As Gates had to know, the deadly Ottoman campaigns against Christian minorities were well chronicled, with accounts of crucifixion and other atrocities. For details see Peter Balakian’s The Burning Tigris and The Cambridge History of Christianity. The oppressions and suffering of the time also claimed Shalhoub’s paternal grandmother, but his aunt and father made their way to the United States, settling in Green Bay.
According to Gates, Tony Shalhoub shares DNA with Tina Fey of “Saturday Night Live.” And of all the Italian immigrants in America, Christopher Meloni shares DNA with, yes, Nancy Pelosi, shown in a photograph from way back in the day.
“Yeah baby, my girl!” exults Meloni. In similar style, at the end of a tribute for 2016 Gershwin Prize winner Smokey Robinson, PBS trotted out Pelosi to the strains of “My Girl,” as though she was the true star of the show.
Meanwhile, “Finding Your Roots” has profiled many African Americans, including Ta-Nehisi Coates and Don Lemon. On the other hand the show has never featured Barack Obama, even though DNA would help resolve controversies still surrounding the former president.
In his massive 2017 Rising Star: The Making of Barack Obama, David Garrow revealed that Dreams from My Father was a novel, not an autobiography, and the author was a “composite character.” Garrow identifies the character “Frank” as Frank Marshall Davis, an African American Communist who spent most of his life defending all-white Soviet dictatorships. Davis bears strong resemblance to Obama, who rejects the “hypothesis” that Davis is his true father.

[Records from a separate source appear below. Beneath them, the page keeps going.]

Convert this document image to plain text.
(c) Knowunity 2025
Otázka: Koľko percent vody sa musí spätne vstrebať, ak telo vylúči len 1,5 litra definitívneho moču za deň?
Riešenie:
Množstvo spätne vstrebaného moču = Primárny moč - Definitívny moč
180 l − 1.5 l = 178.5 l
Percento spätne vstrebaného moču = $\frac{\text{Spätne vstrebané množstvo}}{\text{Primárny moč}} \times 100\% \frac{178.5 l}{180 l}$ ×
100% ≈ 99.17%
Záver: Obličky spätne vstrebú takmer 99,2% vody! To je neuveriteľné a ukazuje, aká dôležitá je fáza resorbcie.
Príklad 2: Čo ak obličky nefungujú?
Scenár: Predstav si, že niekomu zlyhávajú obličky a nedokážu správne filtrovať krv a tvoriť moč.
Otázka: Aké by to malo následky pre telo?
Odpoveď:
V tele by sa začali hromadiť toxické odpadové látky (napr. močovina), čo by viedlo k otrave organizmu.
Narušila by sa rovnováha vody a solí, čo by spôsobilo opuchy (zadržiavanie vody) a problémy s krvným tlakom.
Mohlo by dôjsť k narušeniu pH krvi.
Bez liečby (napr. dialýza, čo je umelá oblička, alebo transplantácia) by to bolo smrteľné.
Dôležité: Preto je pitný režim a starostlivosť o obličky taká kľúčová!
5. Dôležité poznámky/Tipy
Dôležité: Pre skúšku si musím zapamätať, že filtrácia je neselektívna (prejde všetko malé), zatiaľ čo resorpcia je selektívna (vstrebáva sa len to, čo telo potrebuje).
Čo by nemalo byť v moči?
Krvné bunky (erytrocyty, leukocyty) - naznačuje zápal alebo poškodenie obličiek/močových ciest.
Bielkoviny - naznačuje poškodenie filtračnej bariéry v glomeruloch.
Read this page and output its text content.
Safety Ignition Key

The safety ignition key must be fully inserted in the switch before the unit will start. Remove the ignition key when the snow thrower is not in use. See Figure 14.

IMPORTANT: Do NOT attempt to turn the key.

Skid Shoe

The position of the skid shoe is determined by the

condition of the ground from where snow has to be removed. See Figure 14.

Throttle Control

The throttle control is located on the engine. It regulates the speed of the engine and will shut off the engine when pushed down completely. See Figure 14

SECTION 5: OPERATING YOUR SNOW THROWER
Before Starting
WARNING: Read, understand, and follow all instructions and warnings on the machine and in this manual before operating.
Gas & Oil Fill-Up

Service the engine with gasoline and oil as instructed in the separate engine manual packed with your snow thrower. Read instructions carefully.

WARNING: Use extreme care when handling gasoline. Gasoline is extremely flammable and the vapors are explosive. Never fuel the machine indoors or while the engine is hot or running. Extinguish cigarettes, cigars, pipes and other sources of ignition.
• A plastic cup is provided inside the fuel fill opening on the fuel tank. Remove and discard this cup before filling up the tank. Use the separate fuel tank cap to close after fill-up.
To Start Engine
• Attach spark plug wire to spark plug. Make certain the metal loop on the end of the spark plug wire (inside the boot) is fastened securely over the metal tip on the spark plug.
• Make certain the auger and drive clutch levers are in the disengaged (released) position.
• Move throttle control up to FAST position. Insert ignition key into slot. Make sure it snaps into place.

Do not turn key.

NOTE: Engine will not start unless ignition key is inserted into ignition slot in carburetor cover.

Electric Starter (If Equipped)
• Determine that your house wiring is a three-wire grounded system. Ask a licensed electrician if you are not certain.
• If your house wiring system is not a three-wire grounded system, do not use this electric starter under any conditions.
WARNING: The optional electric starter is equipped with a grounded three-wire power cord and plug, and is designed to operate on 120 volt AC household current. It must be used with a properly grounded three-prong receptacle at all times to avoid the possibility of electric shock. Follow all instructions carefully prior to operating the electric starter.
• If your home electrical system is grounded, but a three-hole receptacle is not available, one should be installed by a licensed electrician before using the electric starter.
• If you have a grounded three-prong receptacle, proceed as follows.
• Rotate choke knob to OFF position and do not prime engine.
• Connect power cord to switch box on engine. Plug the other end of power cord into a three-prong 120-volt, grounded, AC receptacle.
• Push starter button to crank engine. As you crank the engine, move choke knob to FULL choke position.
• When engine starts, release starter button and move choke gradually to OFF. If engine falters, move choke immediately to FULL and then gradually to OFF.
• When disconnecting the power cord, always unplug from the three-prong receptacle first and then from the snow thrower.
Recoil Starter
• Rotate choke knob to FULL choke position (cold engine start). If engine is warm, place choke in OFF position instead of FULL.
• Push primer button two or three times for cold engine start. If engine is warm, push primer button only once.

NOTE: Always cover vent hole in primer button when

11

DNA research would settle the question, and in 2015 Malik Obama, son of the Kenyan Barack Obama, offered his DNA for comparison. The president never took up the challenge, and he also declined to examine a collection of the Kenyan Barack Obama’s materials at the Schomburg Center for Research in Black Culture in New York. As it turns out, in all his writings from 1959-1964, the Kenyan Barack Obama mentioned nothing about his new American wife and Hawaiian-born American son.
“Finding Your Roots” or “Frontline,” the Pelosi Broadcasting Service has yet to give these issues the attention they deserve.